Кушанья были на славу. Я, поглядев на отменный аппетит барышни Попович, и сама не отставала. На запивку подали квас, и этот простецкий напиток оказался уместен.
— Мы в фильмотеатр после собираемся, — говорил Мамаев, — премьерный показ сегодня.
— Какая фильма?
— Не помню названия, — отвечала мне Геля. — Что-то про полонянку определенно, и всенепременно романтический герой ее сперва в цепи заточит, а потом влюбится.
— Потому что Бесника только в таких историях и снимают, — веселился Эльдар. — Там наш хороший знакомец, Серафима Карповна, лицедействует, в фильме этой. Ник Бес, слыхали?

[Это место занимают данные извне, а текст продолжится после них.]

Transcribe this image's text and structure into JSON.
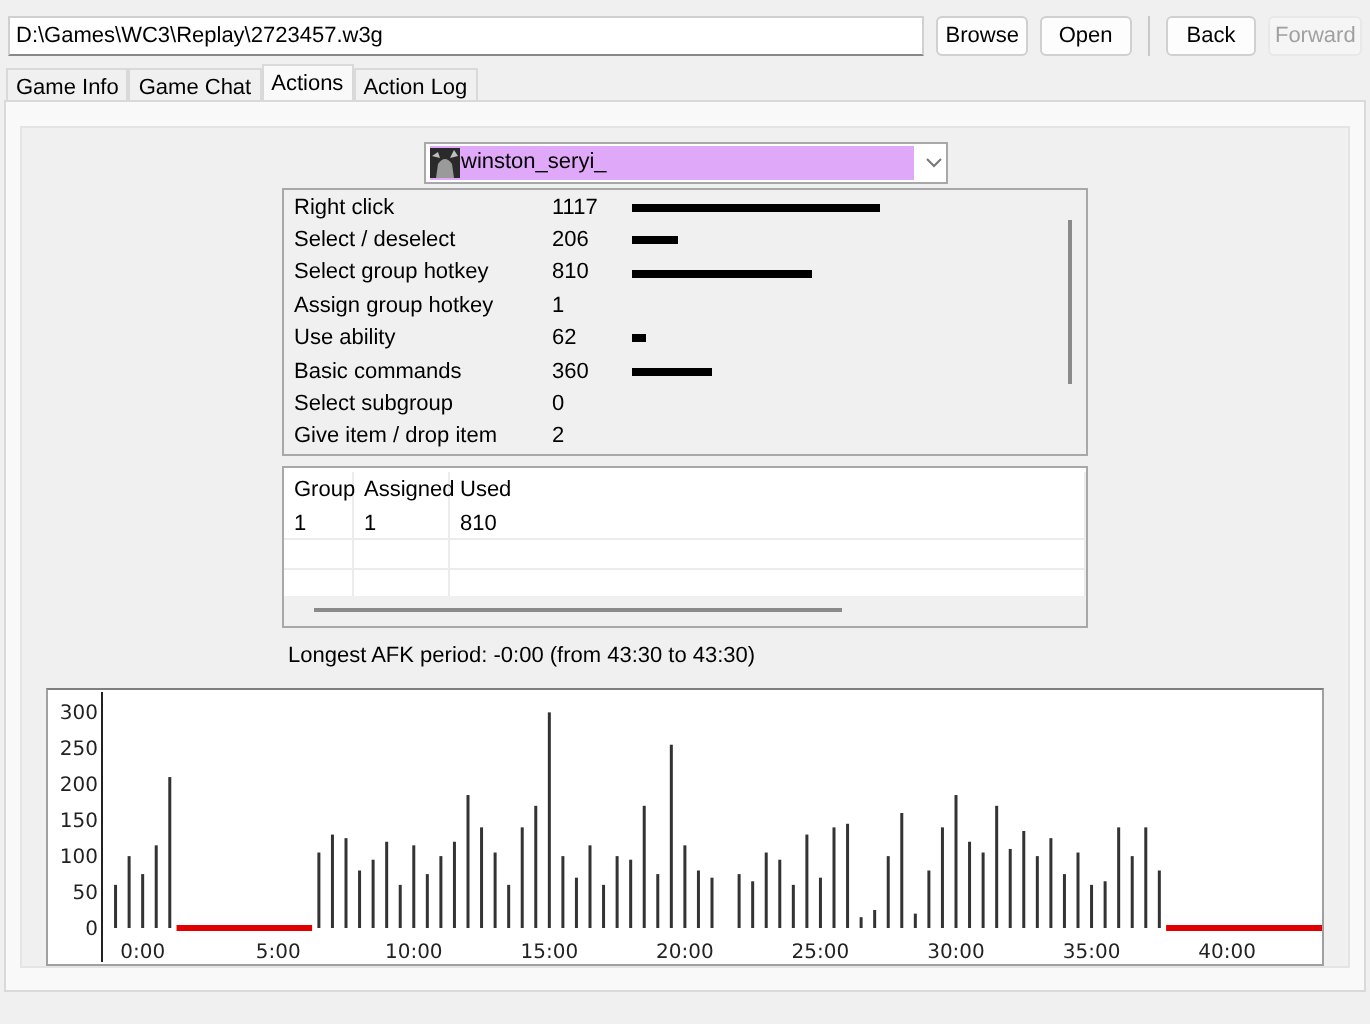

Я отрицательно покачала головой, видно, новый актер. Ник Бес, это Бесник, только слоги переставлены? Как забавно!
Дальше Геля с Мамаевым принялись спорить, хорош или не очень сей Бес в лицедействах.
С удивлением я поняла, что находиться в одной компании с приказными сыскарями мне приятно. И Попович, эта кошка рыжая, невероятно нравится мне.
Когда пришла пора расплачиваться, случился небольшой конфуз. Мария Анисьевна возопила, что мы просто обязаны угостить спасителей, Евангелина Романовна твердила что-то о суфражизме, а Эльдар Давидович предлагал раскошелиться Ивану, потому что у него, как у начальства, денежка на пропитание личного состава в бумажнике шелестит.
Половой переводил взгляд с лица на лицо, бормоча:
— Уж я-то точно за вас всех платить не собираюсь.
Зорин сказал Маняше, что ее благодарственный обед желает приватно получить, Евангелине, что она номинально на службе и чтоб не смела барышню Абызову, без пяти минут княгиню, суфражизмом смущать, и передал счет Мамаеву:
— Штраф за опоздание тебе будет. И вообще, сегодня твоя очередь.
На дворе уже стемнело, снежинки искрились в фонарном свете.
— Серафима, Мария Анисьевна, вы с нами? — Геля намотала поверх шинели толстый вязаный шарф, но все равно заметно мерзла.
Зорин с Митрофаном откланялись, у них были еще дела в приказе. Я же загрустила. Фильмотеатр уже не влек, даже и с предвкушаемым всей компанией мороженым в «Крем-глясе».